Mit dem Sarg auf dem höhenverstellbaren Wagen bewegen wir uns leise den Flur entlang. Die Pflegende, die dazu kommt, öffnet uns die Türe zum Bewohnerinnenzimmer. Die Abholzeiten für den Bestatter sind von Heim zu Heim verschieden. Während die einen Häuser eine Abholung der Hingeschiedenen erst nach 18.00 Uhr und wenn möglich durch den Hintereingang bevorzugen, setzen andere ein klares Zeichen damit, dass die Abholung auch tagsüber und ausnahmslos durch das Hauptportal passiert.

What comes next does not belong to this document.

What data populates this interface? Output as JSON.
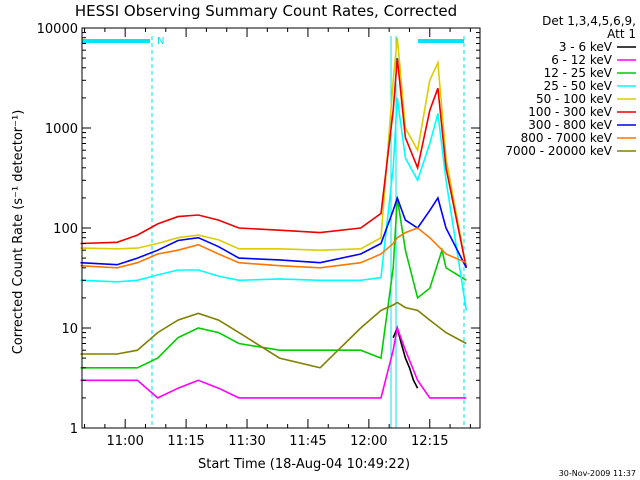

Beim Betreten des Zimmers empfängt uns ein angenehmer Duft. Die Frau liegt sorgfältig gekämmt und mit einem langen Rock bekleidet auf ihrem Bett. In den gefalteten Händen hält sie ein paar Rosen, die ihre Familie beim wahrlich letzten Besuch aus dem eigenen Garten mitgebracht hatte. Auf dem Nachttisch steht ein gerahmtes Bild ihres Mannes, welches unbedingt mit in den Sarg soll. Trotz der fahlen Gesichtsfarbe sieht sie gut aus, die Gesichtszüge entspannt, nicht schlafend, eher ruhend, entrückt, offensichtlich aus dem Leben.

Die Pflegende hilft uns, den mageren Körper mit einer sanften Bewegung vom Bett in den Sarg zu ziehen. Während ich ihr die Schuhe über die kühlen Füsse streife, legt Hans-Jörg das Bild mit in den Sarg und trifft letzte Absprachen mit der Heimleiterin.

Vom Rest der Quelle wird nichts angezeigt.